Rivera-Rosario, of Union City, New Jersey, majored in mathematics at Rutgers, and minored in statistics and philosophy. He is a first-generation Hispanic/Latino college student.
He worked as a research assistant at Rutgers’ Proteomics Biochemical Laboratory throughout his college career. In the lab, he conducted protein synthetic and antibiotic experiments with graduate students, and programmed laboratory inventory and formatting protocols/material safety data sheets using the computer language Python.
He has worked as a financial analyst at Bank of America since June 2022, using his skills in computer programming, process improvement, and financial planning and modeling.
At Rutgers and in Union City, Rivera-Rosario has learned “the satisfaction of seeing how one’s hard work can make a difference in someone’s life” through multiple volunteer opportunities. He coordinated many of these events as an executive board member of the service fraternity Alpha Phi Omega.
In his Pride Award essay, Rivera-Rosario highlighted some of these volunteer efforts. They include:
- Spending the day with special-needs students at the Rutgers Special Friends Day event, making strong connections by playing board games and watching movies together.
- Volunteering with his family to clean, organize, and plant new flowers at a hospital.
- Serving meals at food pantries.
- Building homes with Habitat for Humanity.
- Creating personalized cards for hospital patients.
“Each member would be assigned a patient and get a quick summary of the patient’s diagnosis and what their interests are,” he said. “After taking a few hours to create the card, we would send them to the hospital to get distributed. In return, the patients would convey their gratitude to us for thinking of them.
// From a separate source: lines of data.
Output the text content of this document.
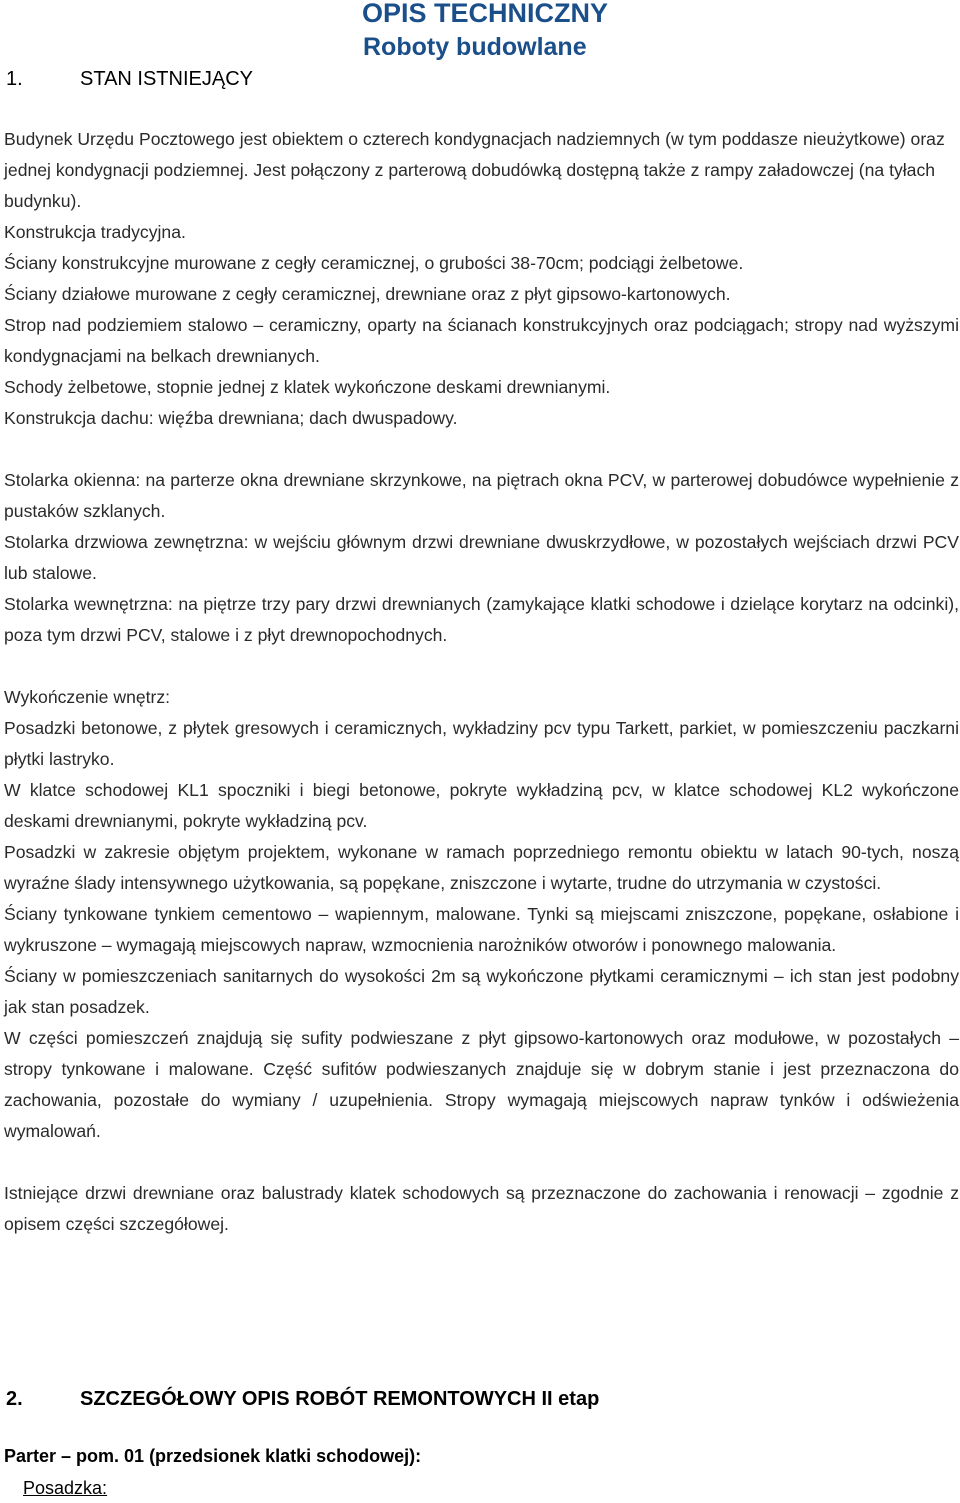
OPIS TECHNICZNY
Roboty budowlane
1.	STAN ISTNIEJĄCY

Budynek Urzędu Pocztowego jest obiektem o czterech kondygnacjach nadziemnych (w tym poddasze nieużytkowe) oraz jednej kondygnacji podziemnej. Jest połączony z parterową dobudówką dostępną także z rampy załadowczej (na tyłach budynku).

Konstrukcja tradycyjna.

Ściany konstrukcyjne murowane z cegły ceramicznej, o grubości 38-70cm; podciągi żelbetowe.

Ściany działowe murowane z cegły ceramicznej, drewniane oraz z płyt gipsowo-kartonowych.

Strop nad podziemiem stalowo – ceramiczny, oparty na ścianach konstrukcyjnych oraz podciągach; stropy nad wyższymi kondygnacjami na belkach drewnianych.

Schody żelbetowe, stopnie jednej z klatek wykończone deskami drewnianymi.

Konstrukcja dachu: więźba drewniana; dach dwuspadowy.

Stolarka okienna: na parterze okna drewniane skrzynkowe, na piętrach okna PCV, w parterowej dobudówce wypełnienie z pustaków szklanych.

Stolarka drzwiowa zewnętrzna: w wejściu głównym drzwi drewniane dwuskrzydłowe, w pozostałych wejściach drzwi PCV lub stalowe.

Stolarka wewnętrzna: na piętrze trzy pary drzwi drewnianych (zamykające klatki schodowe i dzielące korytarz na odcinki), poza tym drzwi PCV, stalowe i z płyt drewnopochodnych.

Wykończenie wnętrz:

Posadzki betonowe, z płytek gresowych i ceramicznych, wykładziny pcv typu Tarkett, parkiet, w pomieszczeniu paczkarni płytki lastryko.

W klatce schodowej KL1 spoczniki i biegi betonowe, pokryte wykładziną pcv, w klatce schodowej KL2 wykończone deskami drewnianymi, pokryte wykładziną pcv.

Posadzki w zakresie objętym projektem, wykonane w ramach poprzedniego remontu obiektu w latach 90-tych, noszą wyraźne ślady intensywnego użytkowania, są popękane, zniszczone i wytarte, trudne do utrzymania w czystości.

Ściany tynkowane tynkiem cementowo – wapiennym, malowane. Tynki są miejscami zniszczone, popękane, osłabione i wykruszone – wymagają miejscowych napraw, wzmocnienia narożników otworów i ponownego malowania.

Ściany w pomieszczeniach sanitarnych do wysokości 2m są wykończone płytkami ceramicznymi – ich stan jest podobny jak stan posadzek.

W części pomieszczeń znajdują się sufity podwieszane z płyt gipsowo-kartonowych oraz modułowe, w pozostałych – stropy tynkowane i malowane. Część sufitów podwieszanych znajduje się w dobrym stanie i jest przeznaczona do zachowania, pozostałe do wymiany / uzupełnienia. Stropy wymagają miejscowych napraw tynków i odświeżenia wymalowań.

Istniejące drzwi drewniane oraz balustrady klatek schodowych są przeznaczone do zachowania i renowacji – zgodnie z opisem części szczegółowej.

2.	SZCZEGÓŁOWY OPIS ROBÓT REMONTOWYCH II etap
Parter – pom. 01 (przedsionek klatki schodowej):
Posadzka:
This is an example that allows me to put reality into perspective, every life is precious, and exchanging words of positivity with one another can make everyone feel cheerful.”
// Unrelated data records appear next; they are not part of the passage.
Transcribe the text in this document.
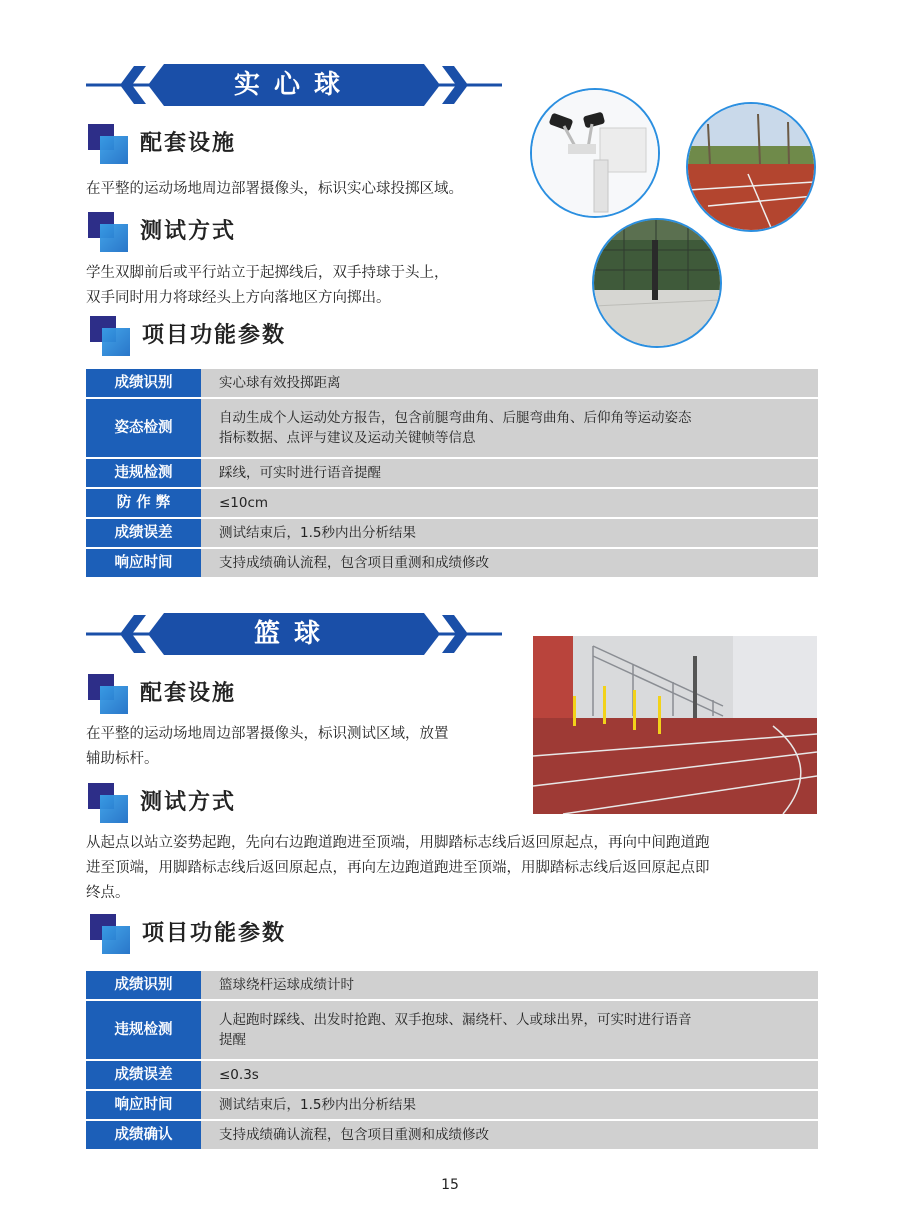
实心球
配套设施
在平整的运动场地周边部署摄像头，标识实心球投掷区域。
测试方式
学生双脚前后或平行站立于起掷线后，双手持球于头上，
双手同时用力将球经头上方向落地区方向掷出。
项目功能参数
成绩识别	实心球有效投掷距离

姿态检测	自动生成个人运动处方报告，包含前腿弯曲角、后腿弯曲角、后仰角等运动姿态
指标数据、点评与建议及运动关键帧等信息

违规检测	踩线，可实时进行语音提醒

防 作 弊	≤10cm

成绩误差	测试结束后，1.5秒内出分析结果

响应时间	支持成绩确认流程，包含项目重测和成绩修改
篮球
配套设施
在平整的运动场地周边部署摄像头，标识测试区域，放置
辅助标杆。
测试方式
从起点以站立姿势起跑，先向右边跑道跑进至顶端，用脚踏标志线后返回原起点，再向中间跑道跑
进至顶端，用脚踏标志线后返回原起点，再向左边跑道跑进至顶端，用脚踏标志线后返回原起点即
终点。
项目功能参数
成绩识别	篮球绕杆运球成绩计时

违规检测	人起跑时踩线、出发时抢跑、双手抱球、漏绕杆、人或球出界，可实时进行语音
提醒

成绩误差	≤0.3s

响应时间	测试结束后，1.5秒内出分析结果

成绩确认	支持成绩确认流程，包含项目重测和成绩修改
15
Rivera-Rosario is a graduate of the Academy for Enrichment and Advancement (high school) in Union City, where he organized a Hudson County science fair, orchestrated events inspired by Italian culture, tutored students, and worked closely with the school’s office staff.
While in college, Rivera-Rosario returned to his high school (now known as the José Martí STEM Academy) to mentor students, judge a science fair, and develop an alumni networking platform.
He has earned certificates in peer health education, digital marketing, and Google Analytics. He has been honored by the Hispanic Heritage Fund and the National Society of Leadership and Success, both in 2021.
“Bringing about a change to the world does not necessarily mean doing something universal,” Rivera-Rosario wrote in his award essay. “Even helping out one person can change someone’s well-being for the better. … To this day I am passionate about serving the Rutgers community and the world. I would not be the person I am today without the help of others who came before me, and I wish to impart the same mentality to those I help so that the cycle of helping continues.”
Riki E. Jacobs (1957-2009) was the director of the Hyacinth Foundation, an AIDS support organization, among many roles she fulfilled to assist vulnerable populations. She also was one of LAA’s first Livingston College Distinguished Alumni, honored in 2000.